Cubans turn to Telegram, WhatsApp and other internet services as illegal online markets flourish
- Group messaging has become one popular avenue for people to find goods unavailable in stores as internet usage booms on the communist-governed island
- President Miguel Diaz-Canel has called for a crackdown on revendedores, or resellers, referring to them as ‘criminals’ and ‘swindlers’
In the Telegram group chat, the messages roll in like waves.
“I need liquid ibuprofen and acetaminophen, please,” wrote one user. “It’s urgent, it’s for my 10-month-old baby.”
Others offer medicine brought from outside of Cuba, adding, “Write to me in a direct message.” Emoji-speckled lists offer antibiotics, pregnancy tests, vitamins, rash creams and more.
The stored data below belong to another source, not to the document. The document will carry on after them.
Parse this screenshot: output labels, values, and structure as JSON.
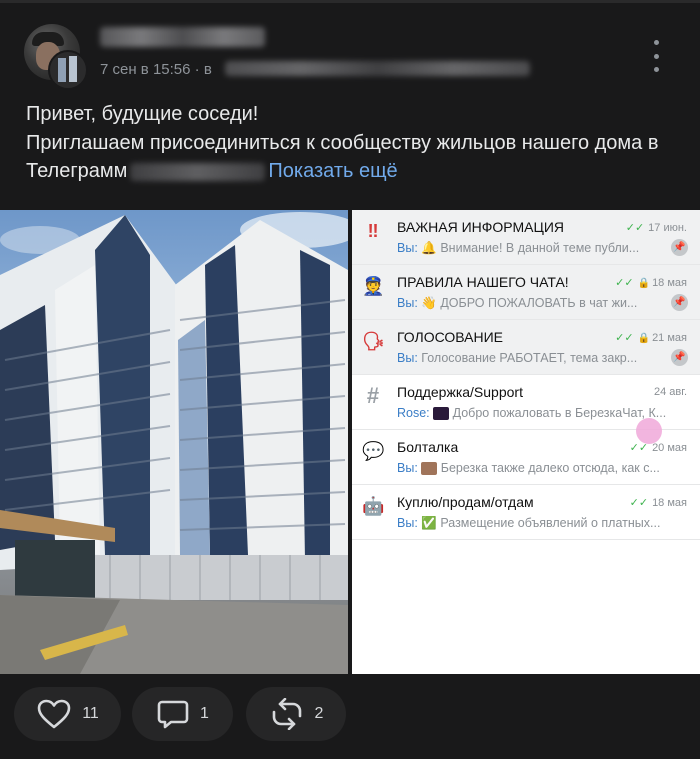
{
  "post": {
    "timestamp": "7 сен в 15:56",
    "via_prefix": "· в",
    "text_line1": "Привет, будущие соседи!",
    "text_line2": "Приглашаем присоединиться к сообществу жильцов нашего дома в",
    "text_line3_start": "Телеграмм",
    "text_line3_fragment": "...",
    "show_more": "Показать ещё"
  },
  "chat": {
    "rows": [
      {
        "title": "ВАЖНАЯ ИНФОРМАЦИЯ",
        "icon": "‼",
        "icon_name": "double-exclamation-icon",
        "date": "17 июн.",
        "checks": "✓✓",
        "lock": "",
        "sender": "Вы:",
        "emoji": "🔔",
        "preview": "Внимание! В данной теме публи...",
        "pinned": true
      },
      {
        "title": "ПРАВИЛА НАШЕГО ЧАТА!",
        "icon": "👮",
        "icon_name": "police-officer-icon",
        "date": "18 мая",
        "checks": "✓✓",
        "lock": "🔒",
        "sender": "Вы:",
        "emoji": "👋",
        "preview": "ДОБРО  ПОЖАЛОВАТЬ в чат жи...",
        "pinned": true
      },
      {
        "title": "ГОЛОСОВАНИЕ",
        "icon": "🗣",
        "icon_name": "speaking-head-icon",
        "date": "21 мая",
        "checks": "✓✓",
        "lock": "🔒",
        "sender": "Вы:",
        "emoji": "",
        "preview": "Голосование РАБОТАЕТ, тема закр...",
        "pinned": true
      },
      {
        "title": "Поддержка/Support",
        "icon": "#",
        "icon_name": "hash-icon",
        "date": "24 авг.",
        "checks": "",
        "lock": "",
        "sender": "Rose:",
        "emoji": "▪",
        "preview": "Добро пожаловать в БерезкаЧат, К...",
        "pinned": false
      },
      {
        "title": "Болталка",
        "icon": "💬",
        "icon_name": "speech-bubble-icon",
        "date": "20 мая",
        "checks": "✓✓",
        "lock": "",
        "sender": "Вы:",
        "emoji": "▬",
        "preview": "Березка также далеко отсюда, как с...",
        "pinned": false
      },
      {
        "title": "Куплю/продам/отдам",
        "icon": "🤖",
        "icon_name": "robot-icon",
        "date": "18 мая",
        "checks": "✓✓",
        "lock": "",
        "sender": "Вы:",
        "emoji": "✅",
        "preview": "Размещение объявлений о платных...",
        "pinned": false
      }
    ]
  },
  "actions": {
    "likes": "11",
    "comments": "1",
    "reposts": "2"
  },
  "colors": {
    "background": "#19191a",
    "link": "#71aaeb",
    "button": "#262627",
    "check_green": "#3fb34f",
    "sender_blue": "#3a7dc6"
  }
}
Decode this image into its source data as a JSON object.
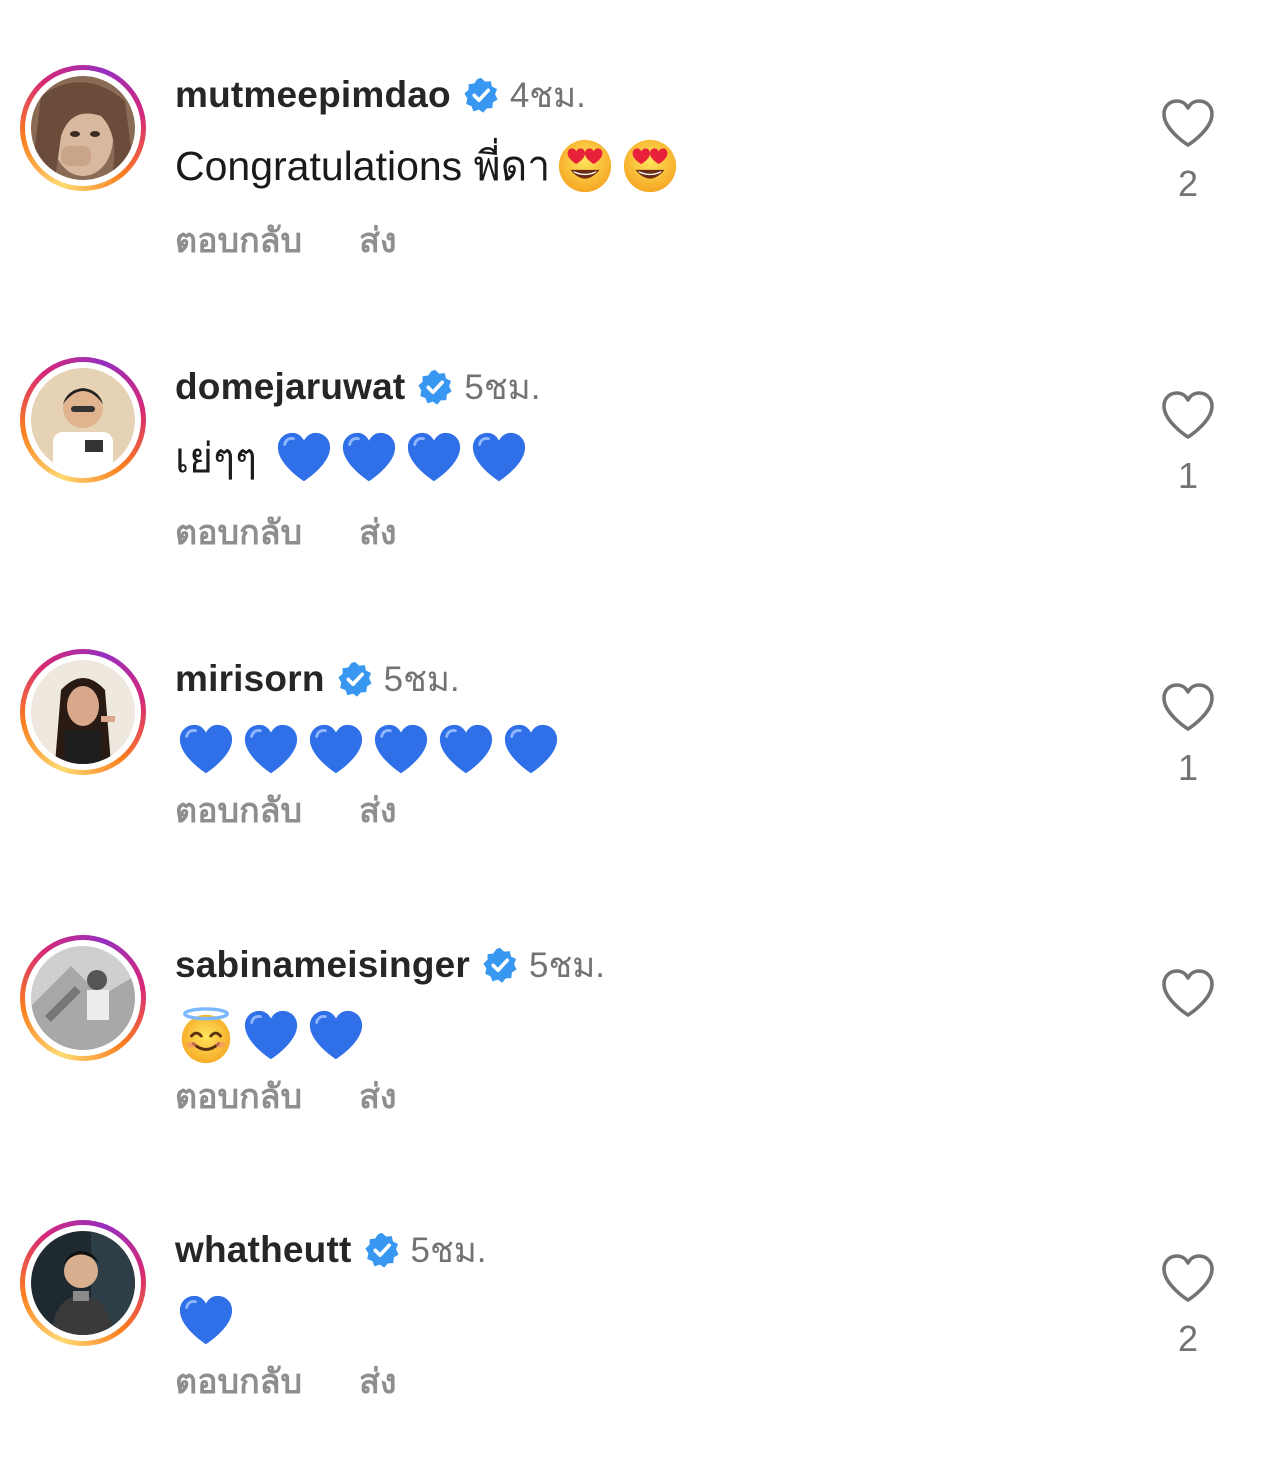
{
  "icons": {
    "verified": "verified-badge-icon",
    "like": "heart-outline-icon",
    "blue_heart": "blue-heart-emoji",
    "heart_eyes": "heart-eyes-emoji",
    "halo": "smiling-face-with-halo-emoji"
  },
  "colors": {
    "verified_blue": "#3897f0",
    "emoji_blue_heart": "#2f6fe8",
    "username": "#262626",
    "secondary_text": "#737373",
    "action_text": "#8e8e8e"
  },
  "comments": [
    {
      "username": "mutmeepimdao",
      "time": "4ชม.",
      "text": "Congratulations พี่ดา",
      "emojis": [
        "heart_eyes",
        "heart_eyes"
      ],
      "reply_label": "ตอบกลับ",
      "send_label": "ส่ง",
      "like_count": "2"
    },
    {
      "username": "domejaruwat",
      "time": "5ชม.",
      "text": "เย่ๆๆ",
      "emojis": [
        "blue_heart",
        "blue_heart",
        "blue_heart",
        "blue_heart"
      ],
      "reply_label": "ตอบกลับ",
      "send_label": "ส่ง",
      "like_count": "1"
    },
    {
      "username": "mirisorn",
      "time": "5ชม.",
      "text": "",
      "emojis": [
        "blue_heart",
        "blue_heart",
        "blue_heart",
        "blue_heart",
        "blue_heart",
        "blue_heart"
      ],
      "reply_label": "ตอบกลับ",
      "send_label": "ส่ง",
      "like_count": "1"
    },
    {
      "username": "sabinameisinger",
      "time": "5ชม.",
      "text": "",
      "emojis": [
        "halo",
        "blue_heart",
        "blue_heart"
      ],
      "reply_label": "ตอบกลับ",
      "send_label": "ส่ง",
      "like_count": ""
    },
    {
      "username": "whatheutt",
      "time": "5ชม.",
      "text": "",
      "emojis": [
        "blue_heart"
      ],
      "reply_label": "ตอบกลับ",
      "send_label": "ส่ง",
      "like_count": "2"
    }
  ]
}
The group message, which includes 170,000 people, is just one of many that have flourished in recent years in Cuba alongside an exponential increase in internet usage on the communist-governed island.
The informal sale of everything from eggs to car parts – the country’s so-called black market – is a time-honoured practice in crisis-stricken Cuba, where access to the most basic items such as milk, chicken, medicine and cleaning products has always been limited. The market is technically illegal, but the extent of illegality, in official eyes, can vary by the sort of items sold and how they were obtained.
Before the internet, such exchanges took place “through your contacts, your neighbours, your local community”, said Ricardo Torres, a Cuban and economics fellow at American University in Washington. “But now, through the internet, you get to reach out to an entire province.”